Most long-standing XHCI (USB 3.0+) issues resolved!

Blog post by waddlesplash on Fri, 2019-03-08 23:00

Last month, I sat down and decided to at the very least attempt to fix our XHCI (USB 3 host controller) bus driver. Issues with it have been the most significant problem users have been facing, as most hardware made post-2012 has an XHCI chip as the system’s primary USB chip, and most hardware made post-2014 (or so) has exclusively an XHCI chip and no EHCI (USB 2.0) or prior chipsets (which we do support very well.)

This has been a long-standing problem; in fact kallisti5 made a blog post back in mid-2017 calling for help on exactly these issues. A few people stepped up and contributed some small fixes, which brought the driver to the point where it could at least boot Haiku within QEMU, and on certain bare-metal installs use flash disks, but this was not enough. It still caused device lockups (e.g. USB mouse/keyboard stalls) without any errors or other information as to what was going on, it still caused kernel panics on the insertion of certain devices (or, more unluckily, after medium- or long-uptimes with common ones) and on boot on others, or simply refused to function at all on quite a lot of hardware.

Well, just under a month (and ~40 commits) later, virtually all those issues have been resolved. There’s a good bit of work that remains to be done, but at least all (!) the kernel panics are resolved, devices (largely) don’t lock up without an explanation (there are a few exceptions, but not many), performance is greatly improved (40MB/s with random 1-2s-long stalls, to 120MB/s on some USB3 flash drives and XHCI chipsets), and XHCI-attached keyboards can even be used in KDL!

Anyone who was plagued by these or other probably-related problems is encouraged to grab a new nightly build (hrev52966 or better) and re-test with the new and improved driver.

The only truly major (known) remaining issue is a hard-stall on boot with certain USB3 flash drives on NEC/Renesas controllers. Apparently USB2 flash drives on USB3 ports work, as well as mounting these flash drives after the boot has finished. Work is ongoing to investigate this. (I don’t have any of the faulty controllers to test with, so, other developers with more limited time are the ones investigating here.)

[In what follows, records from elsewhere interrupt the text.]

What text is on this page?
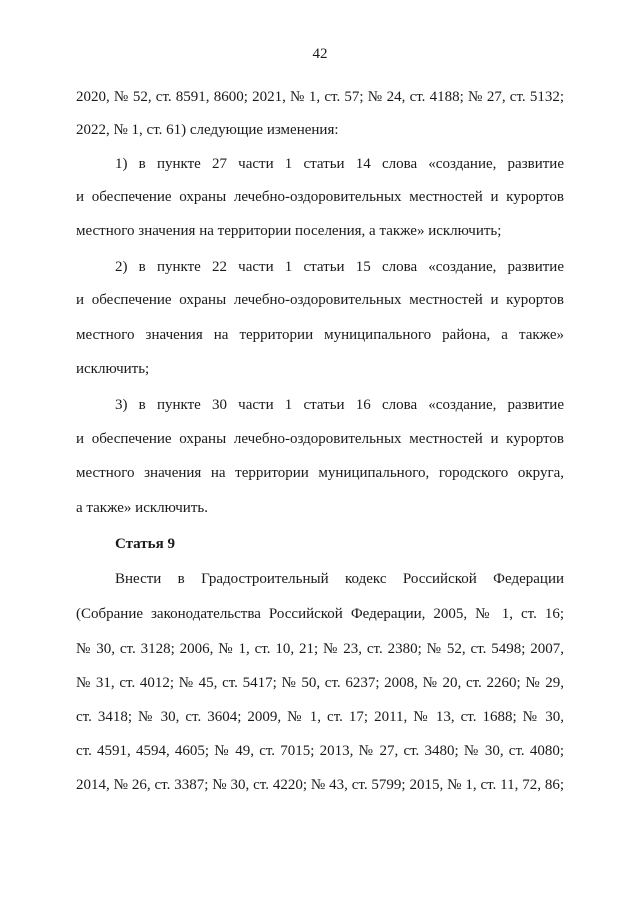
42
2020, № 52, ст. 8591, 8600; 2021, № 1, ст. 57; № 24, ст. 4188; № 27, ст. 5132;
2022, № 1, ст. 61) следующие изменения:
1) в пункте 27 части 1 статьи 14 слова «создание, развитие
и обеспечение охраны лечебно-оздоровительных местностей и курортов
местного значения на территории поселения, а также» исключить;
2) в пункте 22 части 1 статьи 15 слова «создание, развитие
и обеспечение охраны лечебно-оздоровительных местностей и курортов
местного значения на территории муниципального района, а также»
исключить;
3) в пункте 30 части 1 статьи 16 слова «создание, развитие
и обеспечение охраны лечебно-оздоровительных местностей и курортов
местного значения на территории муниципального, городского округа,
а также» исключить.
Статья 9
Внести в Градостроительный кодекс Российской Федерации
(Собрание законодательства Российской Федерации, 2005, № 1, ст. 16;
№ 30, ст. 3128; 2006, № 1, ст. 10, 21; № 23, ст. 2380; № 52, ст. 5498; 2007,
№ 31, ст. 4012; № 45, ст. 5417; № 50, ст. 6237; 2008, № 20, ст. 2260; № 29,
ст. 3418; № 30, ст. 3604; 2009, № 1, ст. 17; 2011, № 13, ст. 1688; № 30,
ст. 4591, 4594, 4605; № 49, ст. 7015; 2013, № 27, ст. 3480; № 30, ст. 4080;
2014, № 26, ст. 3387; № 30, ст. 4220; № 43, ст. 5799; 2015, № 1, ст. 11, 72, 86;
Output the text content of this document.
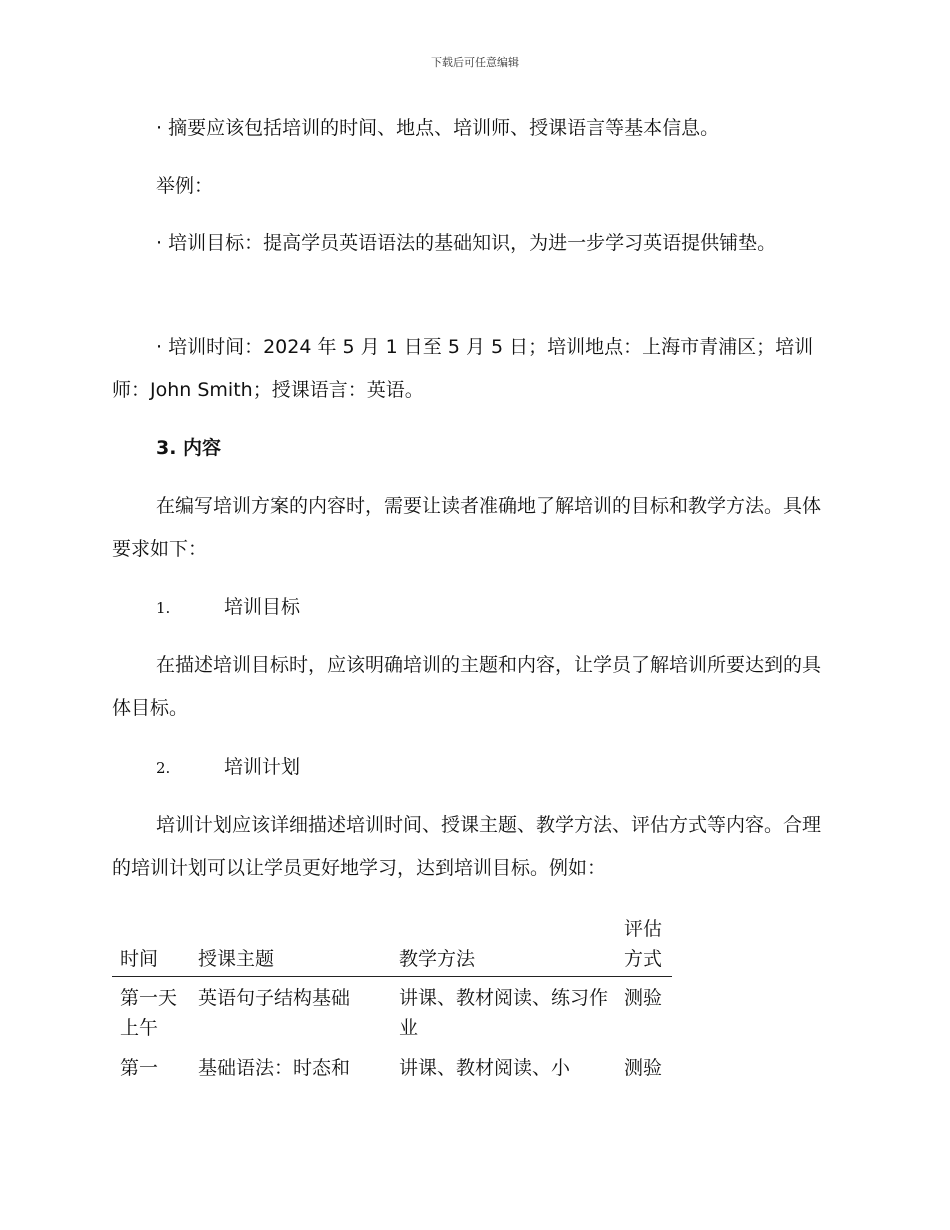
下载后可任意编辑

· 摘要应该包括培训的时间、地点、培训师、授课语言等基本信息。

举例：

· 培训目标：提高学员英语语法的基础知识，为进一步学习英语提供铺垫。

· 培训时间：2024 年 5 月 1 日至 5 月 5 日；培训地点：上海市青浦区；培训师：John Smith；授课语言：英语。

3. 内容

在编写培训方案的内容时，需要让读者准确地了解培训的目标和教学方法。具体要求如下：

1.	培训目标

在描述培训目标时，应该明确培训的主题和内容，让学员了解培训所要达到的具体目标。

2.	培训计划

培训计划应该详细描述培训时间、授课主题、教学方法、评估方式等内容。合理的培训计划可以让学员更好地学习，达到培训目标。例如：

时间	授课主题	教学方法	评估方式
第一天上午	英语句子结构基础	讲课、教材阅读、练习作业	测验
第一	基础语法：时态和	讲课、教材阅读、小	测验
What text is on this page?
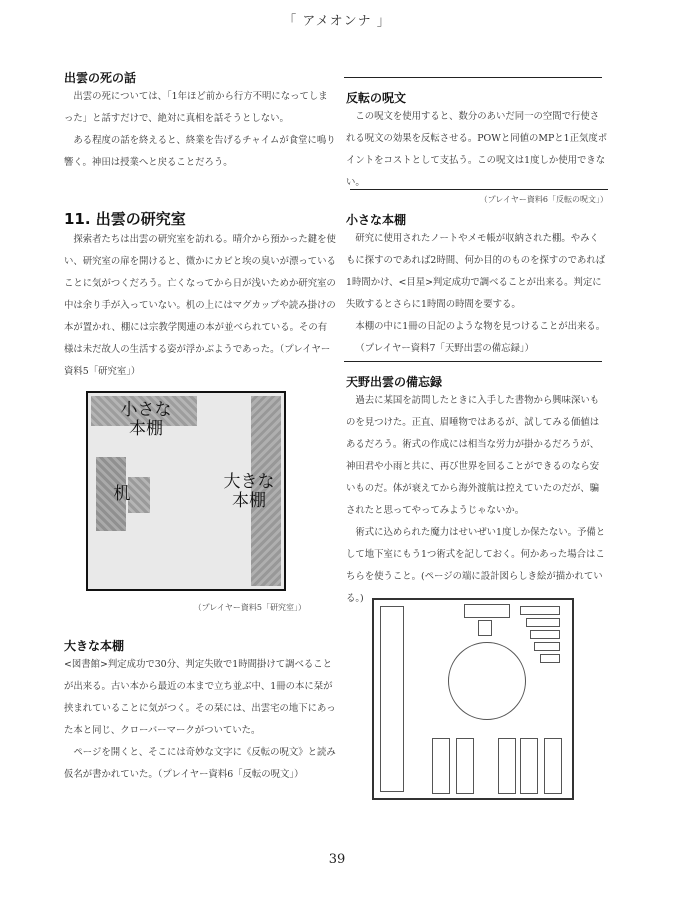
「 アメオンナ 」
出雲の死の話

出雲の死については、「1年ほど前から行方不明になってしまった」と話すだけで、絶対に真相を話そうとしない。

ある程度の話を終えると、終業を告げるチャイムが食堂に鳴り響く。神田は授業へと戻ることだろう。

11. 出雲の研究室

探索者たちは出雲の研究室を訪れる。晴介から預かった鍵を使い、研究室の扉を開けると、微かにカビと埃の臭いが漂っていることに気がつくだろう。亡くなってから日が浅いためか研究室の中は余り手が入っていない。机の上にはマグカップや読み掛けの本が置かれ、棚には宗教学関連の本が並べられている。その有様は未だ故人の生活する姿が浮かぶようであった。（プレイヤー資料5「研究室」）

小さな
本棚
机
大きな
本棚
（プレイヤー資料5「研究室」）
大きな本棚

<図書館>判定成功で30分、判定失敗で1時間掛けて調べることが出来る。古い本から最近の本まで立ち並ぶ中、1冊の本に栞が挟まれていることに気がつく。その栞には、出雲宅の地下にあった本と同じ、クローバーマークがついていた。

ページを開くと、そこには奇妙な文字に《反転の呪文》と読み仮名が書かれていた。（プレイヤー資料6「反転の呪文」）

反転の呪文

この呪文を使用すると、数分のあいだ同一の空間で行使される呪文の効果を反転させる。POWと同値のMPと1正気度ポイントをコストとして支払う。この呪文は1度しか使用できない。

（プレイヤー資料6「反転の呪文」）
小さな本棚

研究に使用されたノートやメモ帳が収納された棚。やみくもに探すのであれば2時間、何か目的のものを探すのであれば1時間かけ、<目星>判定成功で調べることが出来る。判定に失敗するとさらに1時間の時間を要する。

本棚の中に1冊の日記のような物を見つけることが出来る。

（プレイヤー資料7「天野出雲の備忘録」）

天野出雲の備忘録

過去に某国を訪問したときに入手した書物から興味深いものを見つけた。正直、眉唾物ではあるが、試してみる価値はあるだろう。術式の作成には相当な労力が掛かるだろうが、神田君や小雨と共に、再び世界を回ることができるのなら安いものだ。体が衰えてから海外渡航は控えていたのだが、騙されたと思ってやってみようじゃないか。

術式に込められた魔力はせいぜい1度しか保たない。予備として地下室にもう1つ術式を記しておく。何かあった場合はこちらを使うこと。(ページの端に設計図らしき絵が描かれている。)

39
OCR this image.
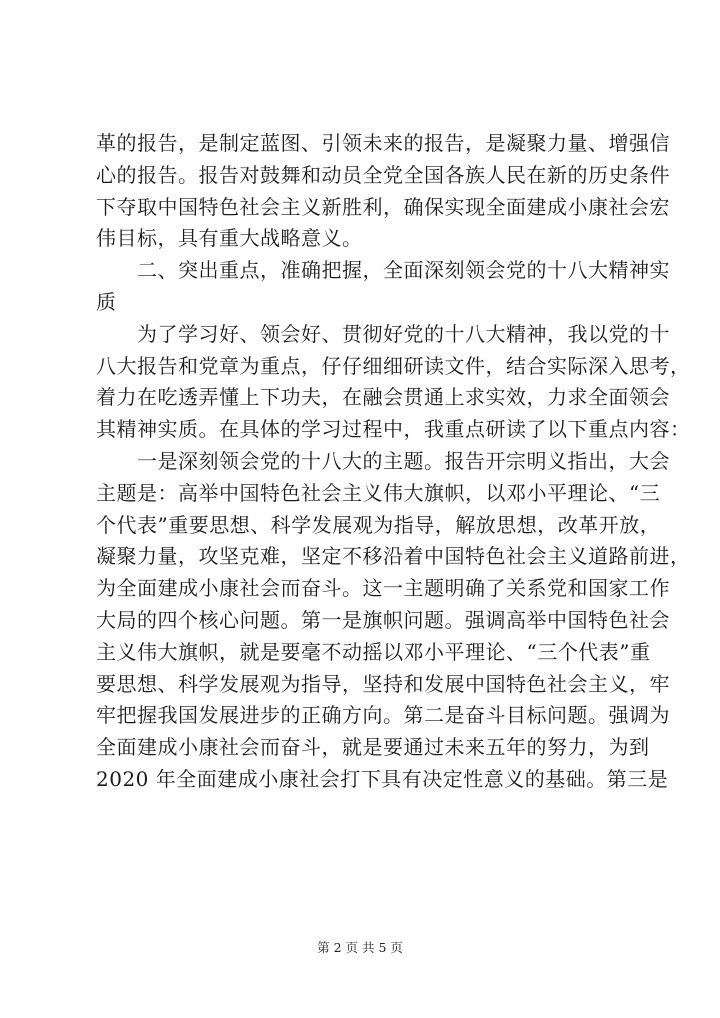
革的报告，是制定蓝图、引领未来的报告，是凝聚力量、增强信
心的报告。报告对鼓舞和动员全党全国各族人民在新的历史条件
下夺取中国特色社会主义新胜利，确保实现全面建成小康社会宏
伟目标，具有重大战略意义。
　　二、突出重点，准确把握，全面深刻领会党的十八大精神实
质
　　为了学习好、领会好、贯彻好党的十八大精神，我以党的十
八大报告和党章为重点，仔仔细细研读文件，结合实际深入思考，
着力在吃透弄懂上下功夫，在融会贯通上求实效，力求全面领会
其精神实质。在具体的学习过程中，我重点研读了以下重点内容：
　　一是深刻领会党的十八大的主题。报告开宗明义指出，大会
主题是：高举中国特色社会主义伟大旗帜，以邓小平理论、“三
个代表”重要思想、科学发展观为指导，解放思想，改革开放，
凝聚力量，攻坚克难，坚定不移沿着中国特色社会主义道路前进，
为全面建成小康社会而奋斗。这一主题明确了关系党和国家工作
大局的四个核心问题。第一是旗帜问题。强调高举中国特色社会
主义伟大旗帜，就是要毫不动摇以邓小平理论、“三个代表”重
要思想、科学发展观为指导，坚持和发展中国特色社会主义，牢
牢把握我国发展进步的正确方向。第二是奋斗目标问题。强调为
全面建成小康社会而奋斗，就是要通过未来五年的努力，为到
2020 年全面建成小康社会打下具有决定性意义的基础。第三是
第 2 页 共 5 页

For anyone more curious about the stabilization process, I’d recommend reading the commit log for the past month. Of particular interest are hrev52772 (fixed most of the “controller initialization” boot KDLs), hrev52924 (fixed broken transfer finalization logic, and halved the interrupt rate), hrev52963 (combined with the prior commit, fixed most of the other KDLs), hrev52964~1 (greatly simplified and clarified a large portion of the driver), and hrev52966 (fixed nearly all the random device stalls.)

Hopefully the much-improved driver will be more useful as a reference than FreeBSD’s, OpenBSD’s, or Linux’s to other OS developers; at least during my work, those drivers are so badly organized that it’s often hard to tell exactly what is going on vs. what the spec says should happen (though OpenBSD’s is relatively sane here.) I’ve also tried to include clarifying comments in our code referencing the spec by section and page wherever “magic” happens (why didn’t anyone do that before?).

Thanks go especially to PulkoMandy, humdinger, Vidrep, and kallisti5 for helping test; and to korli for some code review and fixes to my changes.